Surprisingly, I recently found a letter from Yorkton, Saskatchewan, in my mail. Kyle Sobienko wrote, “When I visited Germany I took a boat trip down the Rhine, saw the Lorelei stone and statue, and heard the legend. I’m curious how the word siren fits in this.”
Sobienko said a cousin occasionally sends clippings both of Twisty Tongue and of Bruce Cherney’s historical articles.
The best-known version of the Lorelei story tells us she was a beautiful water nymph who dressed in white and wore a wreath of stars in her hair. She sat atop a high stony projection overlooking the wild waters of the Rhine’s narrowest section, between Switzerland and the North Sea. Combing her long golden hair, she’d sing seductively to the river boatmen.
German poet, Heinrich Heine (1797-1856) immortalized this river siren in a poem called, Die Lorelie. Heine wrote, “And yonder sits a maiden/The fairest of the fair/ With gold her garment shining/And she combs her golden hair” (Sie kämmt ihr goldenes Haar).

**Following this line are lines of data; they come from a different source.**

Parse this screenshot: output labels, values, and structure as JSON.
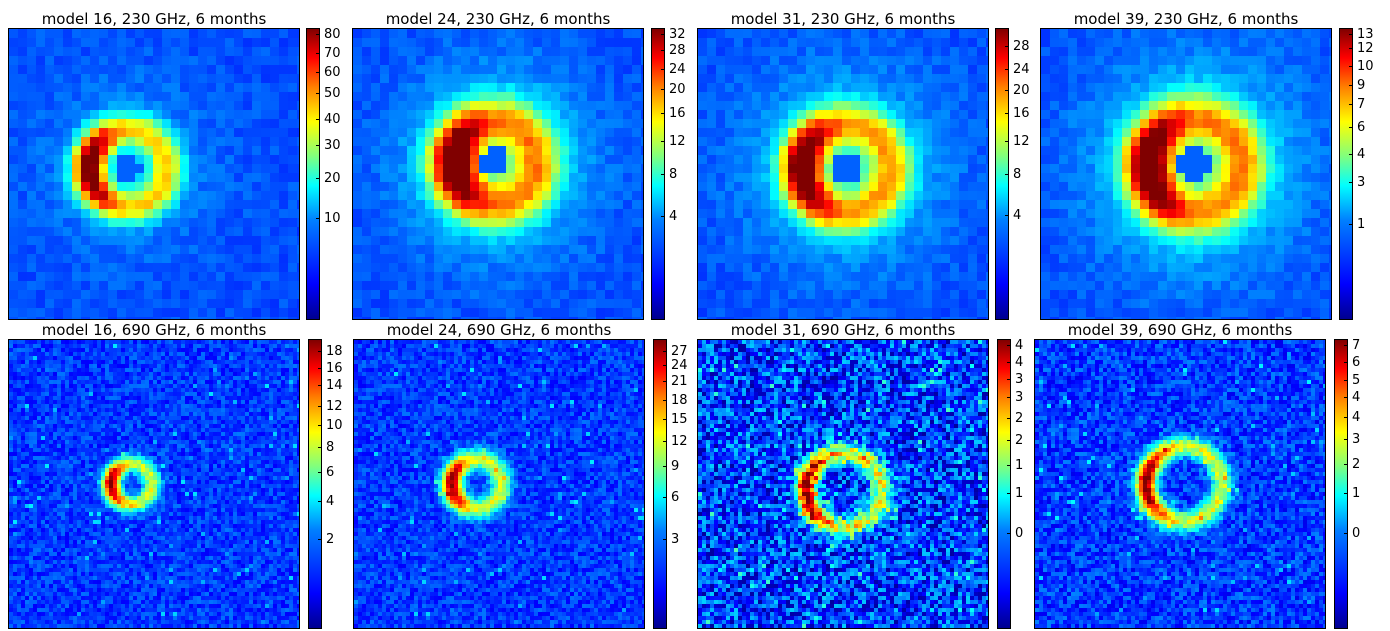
{
  "chart_data": [
    {
      "type": "heatmap",
      "title": "model 16, 230 GHz, 6 months",
      "colorbar_ticks": [
        "80",
        "70",
        "60",
        "50",
        "40",
        "30",
        "20",
        "10"
      ],
      "colorbar_tick_pos": [
        0.98,
        0.914,
        0.848,
        0.776,
        0.69,
        0.6,
        0.485,
        0.348
      ],
      "colormap": "jet",
      "image": {
        "kind": "lowres",
        "cx": 0.4,
        "cy": 0.47,
        "r": 0.13,
        "thick": 0.055,
        "bright_side": "left",
        "cell": 9,
        "halo": 0.25
      }
    },
    {
      "type": "heatmap",
      "title": "model 24, 230 GHz, 6 months",
      "colorbar_ticks": [
        "32",
        "28",
        "24",
        "20",
        "16",
        "12",
        "8",
        "4"
      ],
      "colorbar_tick_pos": [
        0.98,
        0.923,
        0.86,
        0.792,
        0.71,
        0.612,
        0.5,
        0.355
      ],
      "colormap": "jet",
      "image": {
        "kind": "lowres",
        "cx": 0.48,
        "cy": 0.45,
        "r": 0.14,
        "thick": 0.08,
        "bright_side": "left",
        "cell": 9,
        "halo": 0.55
      }
    },
    {
      "type": "heatmap",
      "title": "model 31, 230 GHz, 6 months",
      "colorbar_ticks": [
        "28",
        "24",
        "20",
        "16",
        "12",
        "8",
        "4"
      ],
      "colorbar_tick_pos": [
        0.94,
        0.86,
        0.788,
        0.708,
        0.612,
        0.5,
        0.358
      ],
      "colormap": "jet",
      "image": {
        "kind": "lowres",
        "cx": 0.5,
        "cy": 0.47,
        "r": 0.15,
        "thick": 0.07,
        "bright_side": "left",
        "cell": 9,
        "halo": 0.45
      }
    },
    {
      "type": "heatmap",
      "title": "model 39, 230 GHz, 6 months",
      "colorbar_ticks": [
        "13",
        "12",
        "10",
        "9",
        "7",
        "6",
        "4",
        "3",
        "1"
      ],
      "colorbar_tick_pos": [
        0.98,
        0.93,
        0.87,
        0.806,
        0.74,
        0.66,
        0.57,
        0.472,
        0.33
      ],
      "colormap": "jet",
      "image": {
        "kind": "lowres",
        "cx": 0.52,
        "cy": 0.46,
        "r": 0.16,
        "thick": 0.08,
        "bright_side": "left",
        "cell": 9,
        "halo": 0.55
      }
    },
    {
      "type": "heatmap",
      "title": "model 16, 690 GHz, 6 months",
      "colorbar_ticks": [
        "18",
        "16",
        "14",
        "12",
        "10",
        "8",
        "6",
        "4",
        "2"
      ],
      "colorbar_tick_pos": [
        0.96,
        0.9,
        0.84,
        0.77,
        0.704,
        0.626,
        0.542,
        0.442,
        0.31
      ],
      "colormap": "jet",
      "image": {
        "kind": "hires",
        "cx": 0.42,
        "cy": 0.5,
        "r": 0.07,
        "thick": 0.03,
        "bright_side": "left",
        "cell": 4,
        "noise": 0.12
      }
    },
    {
      "type": "heatmap",
      "title": "model 24, 690 GHz, 6 months",
      "colorbar_ticks": [
        "27",
        "24",
        "21",
        "18",
        "15",
        "12",
        "9",
        "6",
        "3"
      ],
      "colorbar_tick_pos": [
        0.96,
        0.91,
        0.856,
        0.79,
        0.724,
        0.648,
        0.562,
        0.456,
        0.31
      ],
      "colormap": "jet",
      "image": {
        "kind": "hires",
        "cx": 0.42,
        "cy": 0.5,
        "r": 0.085,
        "thick": 0.035,
        "bright_side": "left",
        "cell": 4,
        "noise": 0.12
      }
    },
    {
      "type": "heatmap",
      "title": "model 31, 690 GHz, 6 months",
      "colorbar_ticks": [
        "4",
        "4",
        "3",
        "3",
        "2",
        "2",
        "1",
        "1",
        "0"
      ],
      "colorbar_tick_pos": [
        0.98,
        0.92,
        0.862,
        0.8,
        0.728,
        0.652,
        0.566,
        0.47,
        0.33
      ],
      "colormap": "jet",
      "image": {
        "kind": "hires",
        "cx": 0.5,
        "cy": 0.52,
        "r": 0.13,
        "thick": 0.035,
        "bright_side": "left",
        "cell": 4,
        "noise": 0.3
      }
    },
    {
      "type": "heatmap",
      "title": "model 39, 690 GHz, 6 months",
      "colorbar_ticks": [
        "7",
        "6",
        "5",
        "4",
        "4",
        "3",
        "2",
        "1",
        "0"
      ],
      "colorbar_tick_pos": [
        0.98,
        0.92,
        0.86,
        0.8,
        0.73,
        0.656,
        0.568,
        0.47,
        0.33
      ],
      "colormap": "jet",
      "image": {
        "kind": "hires",
        "cx": 0.51,
        "cy": 0.5,
        "r": 0.13,
        "thick": 0.035,
        "bright_side": "left",
        "cell": 4,
        "noise": 0.15
      }
    }
  ]
}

Heine’s famous poem has been set to music many times and even used as the basis for an operetta.
It’s said the Lorelei’s singing lured boatmen to their deaths against the rocks and when she eventually entranced a prince this way, the king dispatched four warriors to destroy her.
She watched them climb toward her and as they got near, she beseeched the river god to save her. At once, a wild storm descended and two huge billows that appeared to be snowy stallions emerged from the water and carried her away.
The Lorelei was never seen again, but she’s still heard as she continues to call rivermen to their doom.
This enchantress from German folklore is known as a siren.
Sirens were seductresses, considered more murderous than any witch.
In Greek myth, sirens occupied a craggy island (possibly Capri) where they sat singing as they beckoned to passing sailors. Odysseus, son of Laertes, was summoned by a siren. You can read his story in Homer’s Odyssey. In Roman myth, Odysseus is called Ulysses.
Clearly, the Lorelei fits comfortably into the Greek and Roman conception of a siren.
The word Lorelie, sometimes spelled Loreley, is probably a combination of the Old German lurein (murmuring) and the Celtic ley (rock). It’s possible, though, that it’s from the German lauen (to lurk; to lie in wait) plus that Celtic ley. Lorelei entered German in 1801.
In my opinion, murmuring rock seems the better guess since sirens are connected to the idea of sound.
Siren (1520) is Middle English from the Late Latin sirena (an imaginary serpent). In Greek and Roman myth, sirens were half-woman, half-bird — monsters who lured sailors via enchanting singing.
Today in reference to women, sirens are those who charm and betray men.
In keeping with the idea of sirens and “calling,” siren was the name given an acoustical musical instrument devised in 1819. Then, when similar technology created a larger, louder instrument in 1879 for use as a foghorn on steamships, it was also called a siren.